Over 400 Demonstrators Arrested in Turkey as Erdogan Tightens Grip 

Over 50,000 police officers flooded Istanbul, shutting down major transportation networks and arresting more than 400 protesters in response to mass May Day demonstrations across Turkey’s largest city. The crackdown came amid heightened political tensions following the arrest and jailing of opposition presidential candidate Ekrem Imamoglu, the now former mayor of Istanbul and principal challenger to President Recep Tayyip Erdogan in Turkey’s 2028 presidential elections.

Interior Minister Ali Yerlikaya confirmed on X that “407 protesters were arrested in Istanbul,” while the Istanbul governor’s office reported that 52,656 police officers were deployed throughout the city. The operation involved halting key metro, bus, and ferry services and locking down access to Taksim Square, a traditional site for labor protests that has been off-limits to demonstrations since 2013.

Agence France-Presse (AFP) journalists on the ground reported several dozen arrests in neighborhoods on the European side of the city. Authorities also detained 100 individuals the previous day for allegedly planning to protest in Taksim, bringing the total number of reported arrests over two days to more than 500. “The number of arrests that have been reported to us exceeds 400,” the Istanbul branch of the CHD lawyers group wrote on X.

While thousands joined authorized labor union rallies on the Asian side of Istanbul, the city’s core was effectively paralyzed. “They blocked all the streets, as if it’s a state of emergency,” a student named Murat told AFP. “That shows the government is scared.”

The clampdown has drawn sharp criticism from human rights groups. Amnesty International urged the Turkish government to reverse its ban on protests in Taksim. “The restrictions on May Day celebrations in Taksim Square are based on entirely spurious security and public order grounds and… must be urgently lifted,” said Dinushika Dissanayake, the group’s specialist on Europe.

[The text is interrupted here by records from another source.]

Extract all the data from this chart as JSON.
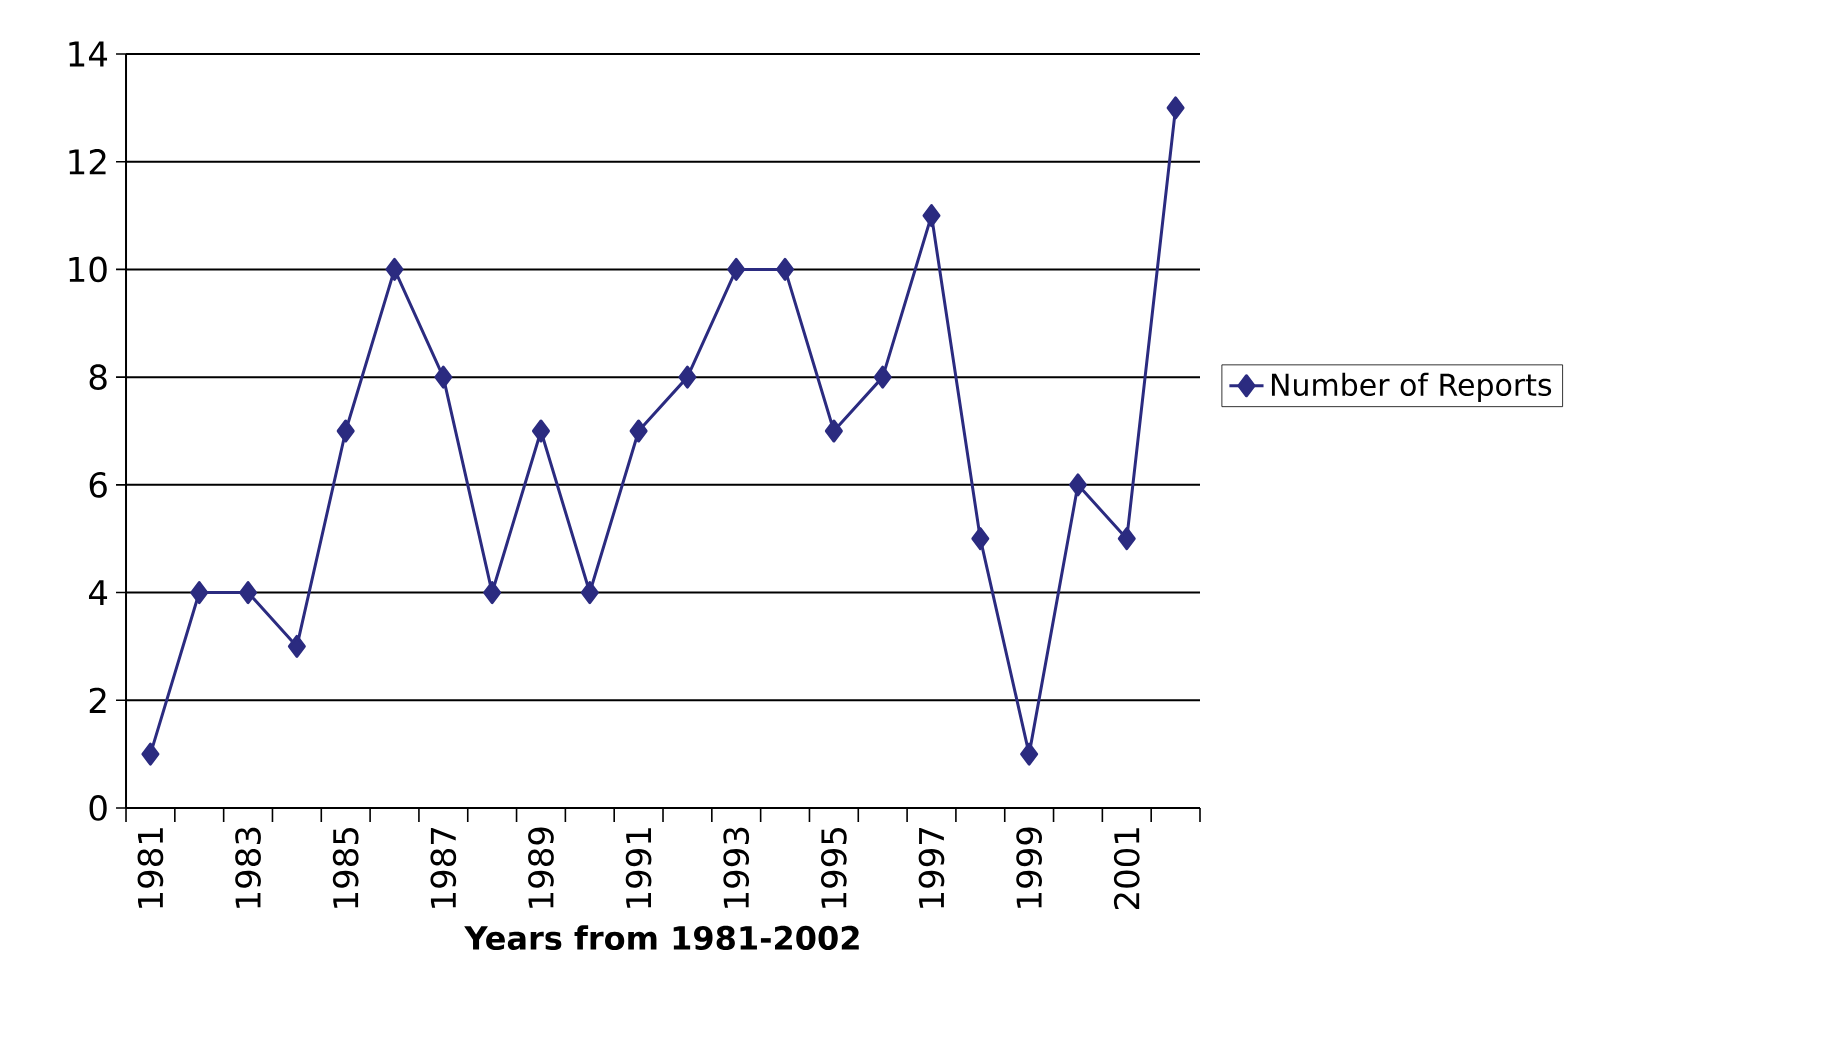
{
  "chart_data": {
    "type": "line",
    "xlabel": "Years  from  1981-2002",
    "categories": [
      "1981",
      null,
      "1983",
      null,
      "1985",
      null,
      "1987",
      null,
      "1989",
      null,
      "1991",
      null,
      "1993",
      null,
      "1995",
      null,
      "1997",
      null,
      "1999",
      null,
      "2001",
      null
    ],
    "series": [
      {
        "name": "Number of Reports",
        "color": "#2b2b80",
        "values": [
          1,
          4,
          4,
          3,
          7,
          10,
          8,
          4,
          7,
          4,
          7,
          8,
          10,
          10,
          7,
          8,
          11,
          5,
          1,
          6,
          5,
          13
        ]
      }
    ],
    "ylim": [
      0,
      14
    ],
    "yticks": [
      0,
      2,
      4,
      6,
      8,
      10,
      12,
      14
    ],
    "grid": "y",
    "legend": "right",
    "marker": "diamond",
    "line_style": "solid"
  }
}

The Erdogan administration’s aggressive security measures and the targeting of its main political opposition have raised new concerns about democratic freedoms in Turkey. The May Day demonstrations are the latest in a series of protests that have erupted across Turkey since the detention of Imamoglu, resulting in the arrests of civilians, students, and journalists, and mass online censorship by the government in Ankara.